Hace un tiempo el césped parecía producirles alergia a los argentinos. La preparación para Wimbledon consistía en pasar un puñado de días en el club Hurlingham y los tenistas jugaban allí en algo parecido al césped ya que el invierno bonaerense -lógicamente-arruinaba sus canchas. Hasta que en 2002, David Nalbandian protagonizó la final del torneo más importante del mundo sin haber pisado jamás el pasto como profesional e, incluso, sin haber jugado siquiera en la cancha central del All England hasta aquel partido decisivo con el australiano Lleyton Hewitt. Más allá de su tremendo talento para actuar en cualquier superficie, el cordobés pareció decirles a sus compatriotas con aquella histórica actuación que el césped no era un cuco y que sólo había que animarse.
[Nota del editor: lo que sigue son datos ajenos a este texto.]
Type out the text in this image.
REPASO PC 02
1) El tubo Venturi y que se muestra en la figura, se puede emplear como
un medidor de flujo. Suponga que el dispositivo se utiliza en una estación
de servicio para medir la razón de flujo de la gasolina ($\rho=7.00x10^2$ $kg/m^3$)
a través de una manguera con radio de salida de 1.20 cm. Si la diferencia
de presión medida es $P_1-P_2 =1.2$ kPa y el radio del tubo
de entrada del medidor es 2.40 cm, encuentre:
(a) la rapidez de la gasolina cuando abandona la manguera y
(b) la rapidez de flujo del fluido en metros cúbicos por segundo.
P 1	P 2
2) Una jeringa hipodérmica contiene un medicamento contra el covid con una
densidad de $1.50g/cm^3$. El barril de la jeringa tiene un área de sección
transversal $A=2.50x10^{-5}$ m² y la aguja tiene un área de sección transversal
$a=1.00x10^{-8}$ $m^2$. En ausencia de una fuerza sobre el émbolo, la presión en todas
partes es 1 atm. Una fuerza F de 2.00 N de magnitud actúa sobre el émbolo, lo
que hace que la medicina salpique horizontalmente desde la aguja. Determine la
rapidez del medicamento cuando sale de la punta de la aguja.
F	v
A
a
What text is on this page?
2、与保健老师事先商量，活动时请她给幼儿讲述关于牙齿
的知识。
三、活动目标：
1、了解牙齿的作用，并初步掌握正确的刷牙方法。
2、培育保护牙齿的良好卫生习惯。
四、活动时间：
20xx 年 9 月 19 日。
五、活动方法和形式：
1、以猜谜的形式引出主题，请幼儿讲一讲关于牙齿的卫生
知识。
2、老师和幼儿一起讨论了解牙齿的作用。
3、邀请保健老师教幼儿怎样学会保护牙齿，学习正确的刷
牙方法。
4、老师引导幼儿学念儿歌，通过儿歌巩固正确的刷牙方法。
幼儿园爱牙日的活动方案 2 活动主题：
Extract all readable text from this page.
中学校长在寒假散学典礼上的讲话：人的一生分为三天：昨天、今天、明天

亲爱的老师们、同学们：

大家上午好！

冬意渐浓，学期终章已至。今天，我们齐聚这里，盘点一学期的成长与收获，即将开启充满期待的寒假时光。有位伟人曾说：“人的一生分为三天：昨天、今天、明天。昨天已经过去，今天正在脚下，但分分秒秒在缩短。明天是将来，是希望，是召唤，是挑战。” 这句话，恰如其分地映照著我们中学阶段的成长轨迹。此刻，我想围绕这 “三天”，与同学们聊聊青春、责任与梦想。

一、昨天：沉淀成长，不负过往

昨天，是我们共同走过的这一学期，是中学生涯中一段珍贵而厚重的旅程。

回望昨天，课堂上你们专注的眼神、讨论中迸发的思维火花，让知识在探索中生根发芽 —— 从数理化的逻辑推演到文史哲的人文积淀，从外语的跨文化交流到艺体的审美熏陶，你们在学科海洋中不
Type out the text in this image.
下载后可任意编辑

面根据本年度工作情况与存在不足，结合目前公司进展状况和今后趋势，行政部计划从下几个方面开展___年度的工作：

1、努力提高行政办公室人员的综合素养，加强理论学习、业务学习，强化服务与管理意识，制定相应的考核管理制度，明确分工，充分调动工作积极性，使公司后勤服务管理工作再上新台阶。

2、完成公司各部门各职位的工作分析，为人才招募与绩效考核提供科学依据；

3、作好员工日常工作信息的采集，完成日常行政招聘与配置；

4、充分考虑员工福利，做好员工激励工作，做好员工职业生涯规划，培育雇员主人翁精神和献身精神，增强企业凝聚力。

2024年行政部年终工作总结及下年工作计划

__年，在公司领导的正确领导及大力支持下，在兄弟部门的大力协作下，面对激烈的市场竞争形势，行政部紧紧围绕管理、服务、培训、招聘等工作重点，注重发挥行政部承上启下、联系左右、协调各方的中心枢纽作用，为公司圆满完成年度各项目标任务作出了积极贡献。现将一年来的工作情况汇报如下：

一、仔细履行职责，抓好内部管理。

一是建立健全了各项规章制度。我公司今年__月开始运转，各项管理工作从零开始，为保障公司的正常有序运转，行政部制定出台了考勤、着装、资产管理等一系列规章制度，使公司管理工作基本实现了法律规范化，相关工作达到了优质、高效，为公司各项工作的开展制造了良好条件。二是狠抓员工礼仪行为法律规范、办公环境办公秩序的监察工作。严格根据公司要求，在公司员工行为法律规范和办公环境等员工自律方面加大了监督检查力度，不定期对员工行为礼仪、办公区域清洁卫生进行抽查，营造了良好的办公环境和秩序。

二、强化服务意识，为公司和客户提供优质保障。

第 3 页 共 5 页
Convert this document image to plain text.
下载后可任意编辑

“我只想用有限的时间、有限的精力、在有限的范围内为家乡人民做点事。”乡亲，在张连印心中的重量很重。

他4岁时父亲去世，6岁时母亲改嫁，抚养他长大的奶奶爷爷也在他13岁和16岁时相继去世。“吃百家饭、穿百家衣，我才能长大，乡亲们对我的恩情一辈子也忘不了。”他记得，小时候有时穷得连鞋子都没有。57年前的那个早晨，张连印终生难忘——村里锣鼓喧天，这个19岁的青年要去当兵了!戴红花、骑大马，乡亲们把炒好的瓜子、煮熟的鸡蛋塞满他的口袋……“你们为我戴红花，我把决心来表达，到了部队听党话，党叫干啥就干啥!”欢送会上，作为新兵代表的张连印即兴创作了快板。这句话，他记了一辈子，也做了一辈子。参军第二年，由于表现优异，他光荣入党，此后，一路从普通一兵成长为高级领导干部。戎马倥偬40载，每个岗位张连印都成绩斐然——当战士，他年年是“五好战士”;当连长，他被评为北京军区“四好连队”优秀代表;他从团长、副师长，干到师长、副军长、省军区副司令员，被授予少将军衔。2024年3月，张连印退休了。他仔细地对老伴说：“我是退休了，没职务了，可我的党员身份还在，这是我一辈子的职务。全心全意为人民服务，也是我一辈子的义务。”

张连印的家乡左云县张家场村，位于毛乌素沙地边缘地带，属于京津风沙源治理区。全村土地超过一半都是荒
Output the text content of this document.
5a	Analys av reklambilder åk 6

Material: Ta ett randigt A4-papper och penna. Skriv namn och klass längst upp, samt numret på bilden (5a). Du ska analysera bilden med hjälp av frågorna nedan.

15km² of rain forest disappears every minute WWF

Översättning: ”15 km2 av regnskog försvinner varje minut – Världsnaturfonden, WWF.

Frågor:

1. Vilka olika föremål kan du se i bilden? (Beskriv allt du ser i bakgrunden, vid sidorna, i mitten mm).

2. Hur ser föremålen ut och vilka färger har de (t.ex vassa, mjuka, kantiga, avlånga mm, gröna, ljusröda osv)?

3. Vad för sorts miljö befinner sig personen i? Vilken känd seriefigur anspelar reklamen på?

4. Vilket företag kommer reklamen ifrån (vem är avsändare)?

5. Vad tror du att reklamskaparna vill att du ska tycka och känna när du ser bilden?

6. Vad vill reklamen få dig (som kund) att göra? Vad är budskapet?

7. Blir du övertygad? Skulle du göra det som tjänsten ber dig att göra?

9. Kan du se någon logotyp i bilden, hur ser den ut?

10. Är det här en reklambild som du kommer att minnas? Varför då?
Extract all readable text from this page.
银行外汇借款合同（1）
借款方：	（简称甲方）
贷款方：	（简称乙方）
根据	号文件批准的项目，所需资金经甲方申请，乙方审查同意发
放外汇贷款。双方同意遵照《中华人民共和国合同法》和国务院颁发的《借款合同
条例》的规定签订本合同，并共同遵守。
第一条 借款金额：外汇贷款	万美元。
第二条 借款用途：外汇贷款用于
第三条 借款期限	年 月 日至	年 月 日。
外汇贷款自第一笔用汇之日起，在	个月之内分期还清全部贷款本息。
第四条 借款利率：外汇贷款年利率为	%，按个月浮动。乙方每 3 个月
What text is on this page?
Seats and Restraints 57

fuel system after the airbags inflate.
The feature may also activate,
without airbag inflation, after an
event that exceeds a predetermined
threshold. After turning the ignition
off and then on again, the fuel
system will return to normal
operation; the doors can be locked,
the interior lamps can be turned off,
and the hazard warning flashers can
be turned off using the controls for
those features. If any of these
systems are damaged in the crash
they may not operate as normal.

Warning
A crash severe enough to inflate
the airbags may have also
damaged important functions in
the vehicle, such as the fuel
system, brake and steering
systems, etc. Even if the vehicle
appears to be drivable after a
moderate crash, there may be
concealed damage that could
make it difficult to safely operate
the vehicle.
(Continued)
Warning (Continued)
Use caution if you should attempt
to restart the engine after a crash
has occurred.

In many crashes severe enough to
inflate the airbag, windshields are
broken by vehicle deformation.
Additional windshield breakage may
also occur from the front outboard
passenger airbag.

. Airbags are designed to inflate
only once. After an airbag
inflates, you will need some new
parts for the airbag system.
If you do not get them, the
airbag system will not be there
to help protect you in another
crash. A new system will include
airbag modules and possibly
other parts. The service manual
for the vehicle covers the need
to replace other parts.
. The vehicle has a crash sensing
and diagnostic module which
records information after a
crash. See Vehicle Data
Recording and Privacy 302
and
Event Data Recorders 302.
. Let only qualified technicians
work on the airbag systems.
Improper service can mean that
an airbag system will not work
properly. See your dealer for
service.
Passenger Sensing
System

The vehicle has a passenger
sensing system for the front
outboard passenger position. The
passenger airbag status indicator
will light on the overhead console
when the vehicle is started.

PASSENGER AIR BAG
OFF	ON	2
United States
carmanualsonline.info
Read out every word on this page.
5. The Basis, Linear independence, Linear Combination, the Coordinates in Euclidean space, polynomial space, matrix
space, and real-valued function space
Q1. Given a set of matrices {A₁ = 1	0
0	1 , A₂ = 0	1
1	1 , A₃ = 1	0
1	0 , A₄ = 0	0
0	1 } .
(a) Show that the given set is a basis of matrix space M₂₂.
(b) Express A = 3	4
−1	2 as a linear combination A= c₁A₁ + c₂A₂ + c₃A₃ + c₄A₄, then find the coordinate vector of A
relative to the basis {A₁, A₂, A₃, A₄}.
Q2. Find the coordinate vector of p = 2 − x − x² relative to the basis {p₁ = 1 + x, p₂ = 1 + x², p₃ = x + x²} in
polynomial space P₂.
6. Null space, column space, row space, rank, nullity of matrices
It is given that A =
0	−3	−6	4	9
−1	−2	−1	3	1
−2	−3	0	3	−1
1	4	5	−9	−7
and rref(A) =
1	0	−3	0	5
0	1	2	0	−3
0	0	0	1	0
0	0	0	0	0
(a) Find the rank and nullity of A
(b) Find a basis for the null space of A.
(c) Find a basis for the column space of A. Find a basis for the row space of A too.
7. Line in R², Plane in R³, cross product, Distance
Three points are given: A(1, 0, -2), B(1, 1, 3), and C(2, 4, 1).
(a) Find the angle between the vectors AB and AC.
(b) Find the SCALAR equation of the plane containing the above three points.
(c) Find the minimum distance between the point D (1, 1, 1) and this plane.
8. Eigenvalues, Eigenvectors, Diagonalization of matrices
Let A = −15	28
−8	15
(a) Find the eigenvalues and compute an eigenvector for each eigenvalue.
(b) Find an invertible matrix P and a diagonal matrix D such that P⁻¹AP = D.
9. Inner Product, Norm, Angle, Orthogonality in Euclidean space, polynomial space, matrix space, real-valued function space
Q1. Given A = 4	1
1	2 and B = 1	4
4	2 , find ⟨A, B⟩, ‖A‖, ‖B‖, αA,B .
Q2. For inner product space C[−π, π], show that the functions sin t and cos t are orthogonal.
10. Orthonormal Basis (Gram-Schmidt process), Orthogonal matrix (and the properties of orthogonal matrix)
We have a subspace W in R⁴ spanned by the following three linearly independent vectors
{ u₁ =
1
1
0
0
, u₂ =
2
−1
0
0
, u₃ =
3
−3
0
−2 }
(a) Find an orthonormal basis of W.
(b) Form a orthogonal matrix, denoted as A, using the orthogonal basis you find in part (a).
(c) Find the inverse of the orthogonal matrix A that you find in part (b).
Claro que para encarar los desafíos hay que, en principio, aceptarlos. Y para ello hay que competir en pasto. Suena simple en la teoría. Pero no lo es en la práctica, según parece.
Por el año olímpico hay una semana menos de adaptación del polvo de ladrillo al césped. Sin embargo, de los siete jugadores que entraron directamente a los cuadros principales de Wimbledon -ayer se sumó el santiagueño Marco Trungelliti desde la clasificación al imponerse sobre el neerlandés Van de Zandschulp- sólo Guido Pella (aún con tres derrotas, se anotó en Stuttgart, Halle y Mallorca) y Nadia Podoroska (este viernes jugará por los cuartos de final de Bad Homburg) jugaron torneos en pasto.
El resto, nada.
Aunque, es cierto, Diego Schwartzman, Federico Delbonis y Juan Ignacio Londero se entrenaron en esa superficie en los últimos días al tiempo que Federico Coria y Facundo Bagnis prefirieron jugar torneos challengers… pero en canchas lentas.